If you advertise on Meta Ads and also run the business, your time is short. You shouldn't open the Manager to guess if everything is ok.

The first sign of danger is to follow the campaign only when sales fall. By the time this happens, the account may have already spent several days on weak ads. The second sign is changing the campaign out of anxiety: pausing too soon, raising funds without stability or changing creative without understanding the cause.

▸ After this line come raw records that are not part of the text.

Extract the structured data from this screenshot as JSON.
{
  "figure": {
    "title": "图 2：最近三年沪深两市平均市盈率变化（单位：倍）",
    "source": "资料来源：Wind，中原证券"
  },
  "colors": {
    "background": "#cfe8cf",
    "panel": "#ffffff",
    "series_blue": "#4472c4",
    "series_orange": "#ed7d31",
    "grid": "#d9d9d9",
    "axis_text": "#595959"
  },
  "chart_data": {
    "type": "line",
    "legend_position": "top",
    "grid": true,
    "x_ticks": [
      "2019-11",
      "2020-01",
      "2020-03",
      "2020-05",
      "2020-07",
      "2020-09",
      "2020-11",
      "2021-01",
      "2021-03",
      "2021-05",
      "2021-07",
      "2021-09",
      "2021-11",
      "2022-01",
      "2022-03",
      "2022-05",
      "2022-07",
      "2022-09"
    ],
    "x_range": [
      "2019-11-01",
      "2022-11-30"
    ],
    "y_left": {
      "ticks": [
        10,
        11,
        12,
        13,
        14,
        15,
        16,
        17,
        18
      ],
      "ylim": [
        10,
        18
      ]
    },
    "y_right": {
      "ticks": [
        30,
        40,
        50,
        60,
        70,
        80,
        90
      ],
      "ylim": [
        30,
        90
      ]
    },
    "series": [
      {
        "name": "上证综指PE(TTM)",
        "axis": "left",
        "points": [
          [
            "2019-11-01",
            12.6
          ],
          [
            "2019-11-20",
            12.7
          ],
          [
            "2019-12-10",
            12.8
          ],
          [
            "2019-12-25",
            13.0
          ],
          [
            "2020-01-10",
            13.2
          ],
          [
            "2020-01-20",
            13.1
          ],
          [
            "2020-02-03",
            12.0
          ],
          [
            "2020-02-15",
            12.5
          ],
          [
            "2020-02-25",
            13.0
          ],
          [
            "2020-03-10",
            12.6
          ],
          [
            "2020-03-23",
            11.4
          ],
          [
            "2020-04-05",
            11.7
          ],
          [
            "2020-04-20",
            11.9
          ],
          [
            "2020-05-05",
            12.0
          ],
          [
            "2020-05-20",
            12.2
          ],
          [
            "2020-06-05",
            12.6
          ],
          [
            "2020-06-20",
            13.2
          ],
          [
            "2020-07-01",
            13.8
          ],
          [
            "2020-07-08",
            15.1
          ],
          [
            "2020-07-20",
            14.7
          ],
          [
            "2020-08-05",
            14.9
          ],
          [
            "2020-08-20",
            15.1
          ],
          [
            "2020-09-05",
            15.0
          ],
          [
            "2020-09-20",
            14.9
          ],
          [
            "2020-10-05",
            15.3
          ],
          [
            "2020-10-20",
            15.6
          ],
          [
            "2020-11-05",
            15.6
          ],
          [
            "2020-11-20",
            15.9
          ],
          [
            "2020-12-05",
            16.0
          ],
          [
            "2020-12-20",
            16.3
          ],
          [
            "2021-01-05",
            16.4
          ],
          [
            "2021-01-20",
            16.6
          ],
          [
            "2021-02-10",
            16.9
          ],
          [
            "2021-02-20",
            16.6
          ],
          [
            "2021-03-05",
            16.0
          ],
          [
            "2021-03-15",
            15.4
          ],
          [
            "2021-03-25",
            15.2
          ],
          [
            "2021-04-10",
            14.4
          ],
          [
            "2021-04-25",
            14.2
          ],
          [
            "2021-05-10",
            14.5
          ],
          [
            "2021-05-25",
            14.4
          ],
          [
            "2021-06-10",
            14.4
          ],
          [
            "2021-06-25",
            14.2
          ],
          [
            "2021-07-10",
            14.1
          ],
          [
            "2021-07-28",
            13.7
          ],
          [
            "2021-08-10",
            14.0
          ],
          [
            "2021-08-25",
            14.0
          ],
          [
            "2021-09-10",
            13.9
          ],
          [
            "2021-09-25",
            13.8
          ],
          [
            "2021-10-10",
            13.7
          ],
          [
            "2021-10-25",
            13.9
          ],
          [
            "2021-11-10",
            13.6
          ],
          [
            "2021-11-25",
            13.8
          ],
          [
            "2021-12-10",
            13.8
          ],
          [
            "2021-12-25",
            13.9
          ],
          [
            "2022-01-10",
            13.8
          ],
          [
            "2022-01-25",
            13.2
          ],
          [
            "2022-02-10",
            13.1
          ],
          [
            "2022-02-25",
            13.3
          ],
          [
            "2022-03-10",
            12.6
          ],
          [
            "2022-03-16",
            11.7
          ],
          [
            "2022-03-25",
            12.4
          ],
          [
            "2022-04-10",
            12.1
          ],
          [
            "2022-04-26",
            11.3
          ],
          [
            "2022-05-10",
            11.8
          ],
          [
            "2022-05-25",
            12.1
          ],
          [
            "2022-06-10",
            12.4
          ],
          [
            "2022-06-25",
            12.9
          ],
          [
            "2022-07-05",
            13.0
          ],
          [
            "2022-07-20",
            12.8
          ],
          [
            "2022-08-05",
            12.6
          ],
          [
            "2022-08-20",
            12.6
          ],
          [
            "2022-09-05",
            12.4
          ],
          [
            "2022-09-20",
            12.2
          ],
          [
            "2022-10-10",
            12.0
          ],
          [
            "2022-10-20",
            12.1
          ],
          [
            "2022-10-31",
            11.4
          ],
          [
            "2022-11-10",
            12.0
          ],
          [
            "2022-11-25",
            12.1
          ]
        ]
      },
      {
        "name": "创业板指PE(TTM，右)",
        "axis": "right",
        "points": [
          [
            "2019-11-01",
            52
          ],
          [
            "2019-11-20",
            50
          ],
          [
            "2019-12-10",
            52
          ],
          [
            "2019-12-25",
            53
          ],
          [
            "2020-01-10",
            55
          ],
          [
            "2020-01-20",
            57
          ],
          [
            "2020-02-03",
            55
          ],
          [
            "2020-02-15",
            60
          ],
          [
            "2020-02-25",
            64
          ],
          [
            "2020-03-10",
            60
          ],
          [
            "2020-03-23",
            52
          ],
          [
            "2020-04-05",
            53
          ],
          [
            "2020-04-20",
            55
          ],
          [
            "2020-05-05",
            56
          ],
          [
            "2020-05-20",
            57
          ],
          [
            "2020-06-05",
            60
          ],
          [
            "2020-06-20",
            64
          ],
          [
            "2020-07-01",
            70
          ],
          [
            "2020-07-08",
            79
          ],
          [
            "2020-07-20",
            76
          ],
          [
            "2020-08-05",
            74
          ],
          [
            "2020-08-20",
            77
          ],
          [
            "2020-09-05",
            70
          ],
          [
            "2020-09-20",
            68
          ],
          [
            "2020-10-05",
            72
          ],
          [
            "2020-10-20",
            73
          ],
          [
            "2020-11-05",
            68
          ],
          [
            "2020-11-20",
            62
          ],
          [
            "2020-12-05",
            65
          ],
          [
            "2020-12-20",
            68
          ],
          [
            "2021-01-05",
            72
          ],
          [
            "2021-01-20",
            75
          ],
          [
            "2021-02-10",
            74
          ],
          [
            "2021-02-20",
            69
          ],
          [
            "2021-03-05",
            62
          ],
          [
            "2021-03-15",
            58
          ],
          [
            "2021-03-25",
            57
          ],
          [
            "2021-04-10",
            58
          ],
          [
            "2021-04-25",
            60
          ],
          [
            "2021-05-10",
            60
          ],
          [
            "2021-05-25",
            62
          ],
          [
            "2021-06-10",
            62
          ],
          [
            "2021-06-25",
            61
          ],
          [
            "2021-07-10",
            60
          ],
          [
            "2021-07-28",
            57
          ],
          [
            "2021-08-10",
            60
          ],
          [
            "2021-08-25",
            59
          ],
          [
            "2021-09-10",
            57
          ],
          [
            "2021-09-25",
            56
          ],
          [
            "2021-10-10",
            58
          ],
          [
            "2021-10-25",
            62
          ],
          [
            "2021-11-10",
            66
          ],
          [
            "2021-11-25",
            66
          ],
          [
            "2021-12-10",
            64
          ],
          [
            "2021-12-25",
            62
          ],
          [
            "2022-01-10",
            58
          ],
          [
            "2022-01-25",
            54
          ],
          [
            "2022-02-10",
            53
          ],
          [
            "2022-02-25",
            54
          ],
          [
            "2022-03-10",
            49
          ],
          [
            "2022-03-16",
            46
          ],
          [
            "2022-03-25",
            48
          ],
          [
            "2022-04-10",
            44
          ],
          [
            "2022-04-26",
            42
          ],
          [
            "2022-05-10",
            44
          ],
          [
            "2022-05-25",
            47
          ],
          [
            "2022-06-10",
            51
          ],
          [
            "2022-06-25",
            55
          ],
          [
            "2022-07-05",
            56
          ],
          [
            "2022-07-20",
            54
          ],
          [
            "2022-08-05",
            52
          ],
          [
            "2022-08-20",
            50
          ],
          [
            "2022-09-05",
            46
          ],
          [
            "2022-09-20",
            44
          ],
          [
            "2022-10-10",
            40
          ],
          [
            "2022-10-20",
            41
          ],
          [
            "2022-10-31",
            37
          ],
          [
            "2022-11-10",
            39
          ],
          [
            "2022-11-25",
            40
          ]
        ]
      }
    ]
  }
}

What to watch out for before moving

Look at spending, conversions, CPA, CTR, CPC and score. Spending shows where the money is going. The CPA shows whether the result fits your cost. CTR and CPC help you understand whether the ad still attracts attention. The score organizes these signals into easier reading.

Simple decision

  • Low score: stop putting more money in before reviewing.
  • Average score: investigate creative, audience and offer.
  • High score: follow along and see if there is room to climb.

How ScoreFlow helps

ScoreFlow was made for those who want clarity. It shows campaigns, tiers, alerts and scores in a direct dashboard. Instead of getting lost in the columns, you see where you need to act first.

Core message

The objective is not to transform the businessman into a technical analyst. And give him an objective reading so he can stop losing money in the dark.

Script to turn into a reel

Open with: "If you take care of your ads yourself, pay attention to this." Quickly show that just looking worn out is not enough. Then present ScoreFlow as the dashboard that separates campaigns into pause, review, or scale.